A number of countries around the world subsidize translations. These grants range from 50%-100% of the translation costs, with countries like The Netherlands, Finland, Estonia, Poland, Germany, France, Norway, Iceland, and Denmark, among others, funding many publications a year. Countries like Argentina, Macedonia, Russia, and Croatia, that have no such funding scheme are at a distinct disadvantage. From a purely commercial perspective, a publisher with usually go ahead with doing a book that’s either going to sell very well, or has a nice subsidy attached to it. As if things weren’t already difficult enough, this is another obstacle for “smaller nations” to overcome in order to reach a wider, English-speaking audience.

Simona does a great job nailing the current state of publishing:

Both the publishing and retail sides of the book business in the English-speaking world are dominated by conglomerates and chains. Two multinationals—the German Bertelsmann group and the French Hachette group have the lion’s share of the publishing market. Both groups focus on best-sellers. Authors receive vast sums for such works. However, there is also a new trend in the UK—non-author best-sellers. For example, even a firm like Bloomsbury has stooped to publishing ghost-written autobiographies of football players and fashion models. This is the “literature” of the masses with a vengeance and nothing, it seems, can detain its juggernaut career through the industry. The most translated works are detective stories or tales of an erotic, even pornographic nature. One should note here that such works are not considered great literature but rather exotic foreign variations on a theme.

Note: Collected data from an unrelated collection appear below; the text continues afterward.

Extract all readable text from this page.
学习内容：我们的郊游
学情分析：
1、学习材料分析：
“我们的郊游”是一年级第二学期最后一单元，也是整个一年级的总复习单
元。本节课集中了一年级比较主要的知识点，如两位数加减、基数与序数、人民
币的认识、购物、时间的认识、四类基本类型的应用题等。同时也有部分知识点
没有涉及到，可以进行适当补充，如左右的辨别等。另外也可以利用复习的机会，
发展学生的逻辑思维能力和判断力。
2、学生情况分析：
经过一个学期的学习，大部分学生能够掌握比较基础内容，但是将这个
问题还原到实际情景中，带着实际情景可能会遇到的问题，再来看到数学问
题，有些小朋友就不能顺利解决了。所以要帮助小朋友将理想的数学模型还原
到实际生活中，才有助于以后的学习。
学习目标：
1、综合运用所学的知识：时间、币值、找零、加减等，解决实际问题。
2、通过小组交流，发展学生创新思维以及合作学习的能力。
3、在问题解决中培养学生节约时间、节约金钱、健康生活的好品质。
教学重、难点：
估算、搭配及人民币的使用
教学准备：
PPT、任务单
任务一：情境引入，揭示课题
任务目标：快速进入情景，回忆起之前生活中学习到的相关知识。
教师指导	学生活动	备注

Sounds like something from one of Dubravka Ugresic’s essays . . .

The final point that interested me in this essay is the breakdown of sales levels in various countries, which, despite having populations that are 1/100 of America, have sales figures that aren’t that much different. In Lithuania, the average print run is 2,000; in Slovenia, sales for works of fiction are between 1,000 and 1,500 copies and 400-600 for quality fiction; and in Mexico, sales rarely exceed 3,000 copies.

Putting these pieces together—small sales, few translators getting paid low wages, dominance of the book business by conglomerates looking to publish best-selling thrillers and porn—it’s a wonder anything at all gets published in translation. And as a corollary, it’s no surprise that in the 2008 translation database I’ve been putting together, combined, Houghton Mifflin Harcourt, HarperCollins, Random House, Penguin, and Simon & Schuster account for 12% of all the original translations I’ve identified so far. In comparison, Archipelago, New York Review Books, New Directions, Dalkey Archive, and Open Letter account for 13%.